Waarom ben ik voor een gemeenschappelijk Europees asielbeleid? Dat hebben de heer Schouw en de heer Spekman duidelijk aangegeven: het is in ons eigen belang. Het is ook in het belang van de asielzoeker dat er gelijke normen zijn, en dat je gelijke kwalificatienormen en gelijke opvangnormen met elkaar afspreekt, anders is er geen level playing field, om het maar zo te noemen, al is het een rotterm op dit terrein. Anders krijg je verschillen en wat gebeurt er dan? Dan trekt de asielzoeker naar de plaats toe die het meest interessant is. Dat moeten we juist voorkomen. Dat gebeurt feitelijk nu al. 90% van de asielaanvragen en van de asielopvang vindt uiteindelijk plaats in tien Europese landen. Dat vind ik een slechte zaak. Ik vind dat de zeventien andere EU-landen ook hun verantwoordelijkheid moeten nemen. Dus zou het voor Nederland van belang zijn dat wij uiteindelijk een gemeenschappelijk Europees asielbeleid hebben, waardoor er een eerlijkere verdeling is van de asieldruk over Europa. Ik denk dat dit van belang is. Nederland bevindt zich overigens op dit moment op positie zeven van die tien landen. We zijn aan het dalen. Het gaat redelijk hard. We zitten nu al zo ongeveer onder de 15 000. Dat zal door allerlei omstandigheden komen, want asielzoekers zoeken toch vaak uit waar zij de meeste kans maken. Ons beleid is duidelijk, strikt, maar ook fair. Daarom zitten we er nog steeds boven. Aan de andere kant is ook duidelijk dat wij een hard onderscheid maken tussen mensen die onder de jas van asiel hier binnenkomen en mensen die denken dat ze onder dat mom bescherming kunnen krijgen. Dat is naar mijn mening precies het evenwicht dat we moeten hebben. Wij hoeven niet voorop te lopen. Wij moeten wel zorgvuldig zijn. Mensen die asiel nodig hebben, moeten we dat ook geven. Ik ben er echter van overtuigd dat wij moeten proberen om het Europees te doen.

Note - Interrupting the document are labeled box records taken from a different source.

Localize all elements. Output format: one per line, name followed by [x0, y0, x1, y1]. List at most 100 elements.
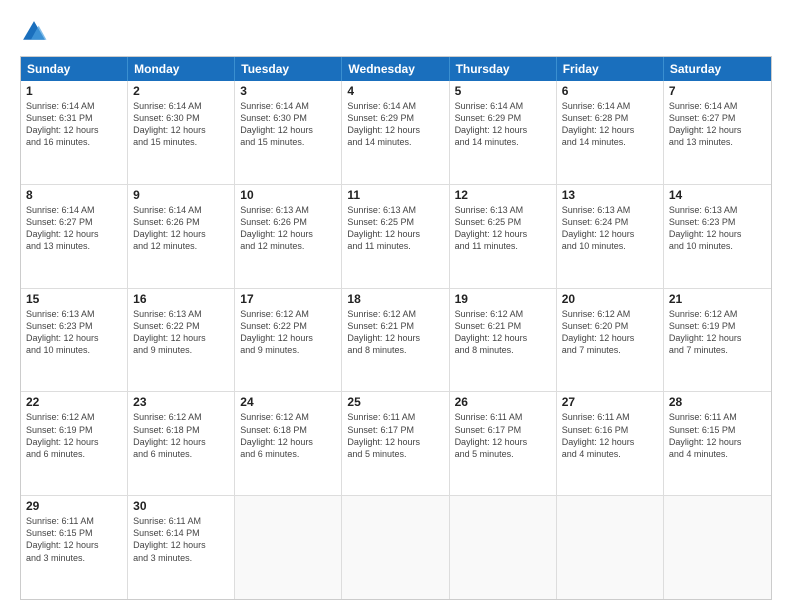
cell-daylight-info: Sunrise: 6:14 AM Sunset: 6:30 PM Dayligh… [240, 100, 336, 149]
cell-daylight-info: Sunrise: 6:12 AM Sunset: 6:18 PM Dayligh… [240, 411, 336, 460]
calendar-row-5: 29 Sunrise: 6:11 AM Sunset: 6:15 PM Dayli… [21, 495, 771, 599]
day-number: 28 [669, 395, 766, 409]
calendar-cell-10: 10 Sunrise: 6:13 AM Sunset: 6:26 PM Dayli… [235, 185, 342, 288]
calendar-cell-20: 20Sunrise: 6:12 AM Sunset: 6:20 PM Dayli… [557, 289, 664, 392]
cell-daylight-info: Sunrise: 6:12 AM Sunset: 6:21 PM Dayligh… [347, 308, 443, 357]
cell-daylight-info: Sunrise: 6:13 AM Sunset: 6:23 PM Dayligh… [26, 308, 122, 357]
calendar-row-4: 22Sunrise: 6:12 AM Sunset: 6:19 PM Dayli… [21, 391, 771, 495]
cell-daylight-info: Sunrise: 6:14 AM Sunset: 6:27 PM Dayligh… [26, 204, 122, 253]
header [20, 18, 772, 46]
calendar-cell-5: 5 Sunrise: 6:14 AM Sunset: 6:29 PM Daylig… [450, 81, 557, 184]
weekday-header-saturday: Saturday [664, 57, 771, 81]
calendar-cell-15: 15 Sunrise: 6:13 AM Sunset: 6:23 PM Dayli… [21, 289, 128, 392]
calendar-cell-23: 23 Sunrise: 6:12 AM Sunset: 6:18 PM Dayli… [128, 392, 235, 495]
day-number: 23 [133, 395, 229, 409]
cell-daylight-info: Sunrise: 6:13 AM Sunset: 6:25 PM Dayligh… [455, 204, 551, 253]
calendar-row-1: 1 Sunrise: 6:14 AM Sunset: 6:31 PM Daylig… [21, 81, 771, 184]
calendar-cell-2: 2 Sunrise: 6:14 AM Sunset: 6:30 PM Daylig… [128, 81, 235, 184]
calendar-cell-26: 26 Sunrise: 6:11 AM Sunset: 6:17 PM Dayli… [450, 392, 557, 495]
cell-daylight-info: Sunrise: 6:12 AM Sunset: 6:22 PM Dayligh… [240, 308, 336, 357]
calendar-cell-22: 22Sunrise: 6:12 AM Sunset: 6:19 PM Dayli… [21, 392, 128, 495]
calendar-cell-11: 11Sunrise: 6:13 AM Sunset: 6:25 PM Dayli… [342, 185, 449, 288]
day-number: 17 [240, 292, 336, 306]
calendar-cell-30: 30Sunrise: 6:11 AM Sunset: 6:14 PM Dayli… [128, 496, 235, 599]
calendar-cell-28: 28 Sunrise: 6:11 AM Sunset: 6:15 PM Dayli… [664, 392, 771, 495]
day-number: 26 [455, 395, 551, 409]
calendar-cell-19: 19Sunrise: 6:12 AM Sunset: 6:21 PM Dayli… [450, 289, 557, 392]
calendar-cell-empty-4-2 [235, 496, 342, 599]
cell-daylight-info: Sunrise: 6:13 AM Sunset: 6:26 PM Dayligh… [240, 204, 336, 253]
calendar: SundayMondayTuesdayWednesdayThursdayFrid… [20, 56, 772, 600]
cell-daylight-info: Sunrise: 6:12 AM Sunset: 6:19 PM Dayligh… [26, 411, 122, 460]
weekday-header-thursday: Thursday [450, 57, 557, 81]
day-number: 7 [669, 84, 766, 98]
calendar-cell-13: 13 Sunrise: 6:13 AM Sunset: 6:24 PM Dayli… [557, 185, 664, 288]
calendar-cell-8: 8 Sunrise: 6:14 AM Sunset: 6:27 PM Daylig… [21, 185, 128, 288]
day-number: 4 [347, 84, 443, 98]
weekday-header-wednesday: Wednesday [342, 57, 449, 81]
cell-daylight-info: Sunrise: 6:12 AM Sunset: 6:20 PM Dayligh… [562, 308, 658, 357]
day-number: 9 [133, 188, 229, 202]
day-number: 25 [347, 395, 443, 409]
calendar-cell-empty-4-6 [664, 496, 771, 599]
calendar-cell-25: 25 Sunrise: 6:11 AM Sunset: 6:17 PM Dayli… [342, 392, 449, 495]
calendar-cell-6: 6 Sunrise: 6:14 AM Sunset: 6:28 PM Daylig… [557, 81, 664, 184]
cell-daylight-info: Sunrise: 6:13 AM Sunset: 6:25 PM Dayligh… [347, 204, 443, 253]
calendar-cell-empty-4-5 [557, 496, 664, 599]
cell-daylight-info: Sunrise: 6:14 AM Sunset: 6:30 PM Dayligh… [133, 100, 229, 149]
cell-daylight-info: Sunrise: 6:11 AM Sunset: 6:17 PM Dayligh… [455, 411, 551, 460]
day-number: 27 [562, 395, 658, 409]
calendar-cell-14: 14 Sunrise: 6:13 AM Sunset: 6:23 PM Dayli… [664, 185, 771, 288]
calendar-cell-9: 9Sunrise: 6:14 AM Sunset: 6:26 PM Daylig… [128, 185, 235, 288]
day-number: 18 [347, 292, 443, 306]
day-number: 6 [562, 84, 658, 98]
logo [20, 18, 52, 46]
logo-icon [20, 18, 48, 46]
day-number: 14 [669, 188, 766, 202]
day-number: 8 [26, 188, 122, 202]
weekday-header-friday: Friday [557, 57, 664, 81]
calendar-row-2: 8 Sunrise: 6:14 AM Sunset: 6:27 PM Daylig… [21, 184, 771, 288]
day-number: 12 [455, 188, 551, 202]
calendar-cell-24: 24 Sunrise: 6:12 AM Sunset: 6:18 PM Dayli… [235, 392, 342, 495]
cell-daylight-info: Sunrise: 6:12 AM Sunset: 6:21 PM Dayligh… [455, 308, 551, 357]
day-number: 10 [240, 188, 336, 202]
day-number: 13 [562, 188, 658, 202]
cell-daylight-info: Sunrise: 6:13 AM Sunset: 6:24 PM Dayligh… [562, 204, 658, 253]
calendar-cell-12: 12 Sunrise: 6:13 AM Sunset: 6:25 PM Dayli… [450, 185, 557, 288]
cell-daylight-info: Sunrise: 6:14 AM Sunset: 6:27 PM Dayligh… [669, 100, 766, 149]
cell-daylight-info: Sunrise: 6:11 AM Sunset: 6:16 PM Dayligh… [562, 411, 658, 460]
calendar-body: 1 Sunrise: 6:14 AM Sunset: 6:31 PM Daylig… [21, 81, 771, 599]
calendar-cell-17: 17 Sunrise: 6:12 AM Sunset: 6:22 PM Dayli… [235, 289, 342, 392]
day-number: 3 [240, 84, 336, 98]
calendar-cell-27: 27 Sunrise: 6:11 AM Sunset: 6:16 PM Dayli… [557, 392, 664, 495]
calendar-row-3: 15 Sunrise: 6:13 AM Sunset: 6:23 PM Dayli… [21, 288, 771, 392]
weekday-header-monday: Monday [128, 57, 235, 81]
cell-daylight-info: Sunrise: 6:14 AM Sunset: 6:29 PM Dayligh… [455, 100, 551, 149]
calendar-header: SundayMondayTuesdayWednesdayThursdayFrid… [21, 57, 771, 81]
day-number: 5 [455, 84, 551, 98]
page: SundayMondayTuesdayWednesdayThursdayFrid… [0, 0, 792, 612]
day-number: 2 [133, 84, 229, 98]
calendar-cell-18: 18 Sunrise: 6:12 AM Sunset: 6:21 PM Dayli… [342, 289, 449, 392]
day-number: 1 [26, 84, 122, 98]
cell-daylight-info: Sunrise: 6:13 AM Sunset: 6:23 PM Dayligh… [669, 204, 766, 253]
cell-daylight-info: Sunrise: 6:11 AM Sunset: 6:15 PM Dayligh… [669, 411, 766, 460]
day-number: 24 [240, 395, 336, 409]
day-number: 16 [133, 292, 229, 306]
calendar-cell-29: 29 Sunrise: 6:11 AM Sunset: 6:15 PM Dayli… [21, 496, 128, 599]
cell-daylight-info: Sunrise: 6:11 AM Sunset: 6:15 PM Dayligh… [26, 515, 122, 564]
calendar-cell-16: 16Sunrise: 6:13 AM Sunset: 6:22 PM Dayli… [128, 289, 235, 392]
calendar-cell-1: 1 Sunrise: 6:14 AM Sunset: 6:31 PM Daylig… [21, 81, 128, 184]
calendar-cell-7: 7 Sunrise: 6:14 AM Sunset: 6:27 PM Daylig… [664, 81, 771, 184]
day-number: 30 [133, 499, 229, 513]
cell-daylight-info: Sunrise: 6:11 AM Sunset: 6:17 PM Dayligh… [347, 411, 443, 460]
cell-daylight-info: Sunrise: 6:12 AM Sunset: 6:18 PM Dayligh… [133, 411, 229, 460]
cell-daylight-info: Sunrise: 6:14 AM Sunset: 6:28 PM Dayligh… [562, 100, 658, 149]
weekday-header-sunday: Sunday [21, 57, 128, 81]
calendar-cell-empty-4-3 [342, 496, 449, 599]
cell-daylight-info: Sunrise: 6:14 AM Sunset: 6:31 PM Dayligh… [26, 100, 122, 149]
calendar-cell-21: 21Sunrise: 6:12 AM Sunset: 6:19 PM Dayli… [664, 289, 771, 392]
day-number: 15 [26, 292, 122, 306]
day-number: 29 [26, 499, 122, 513]
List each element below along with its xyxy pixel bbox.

De Europese criteria die zijn vastgelegd in de kwalificatierichtlijn, zijn op 24 november goedgekeurd in de Raad. Zij zijn gebaseerd op bestaande internationale verplichtingen. Wij herkennen en erkennen die criteria natuurlijk al langer. Ik zei al: het moet ook mogelijk zijn om eigen ruimte te hebben en af te kunnen wijken. Het mag er niet op neerkomen dat de lidstaten geen enkele zeggenschap meer hebben in eigen huis. Binnen een stevig Europees raamwerk moet er ruimte worden gelaten om rekening te houden met nationale wetgeving en nationale behoeften.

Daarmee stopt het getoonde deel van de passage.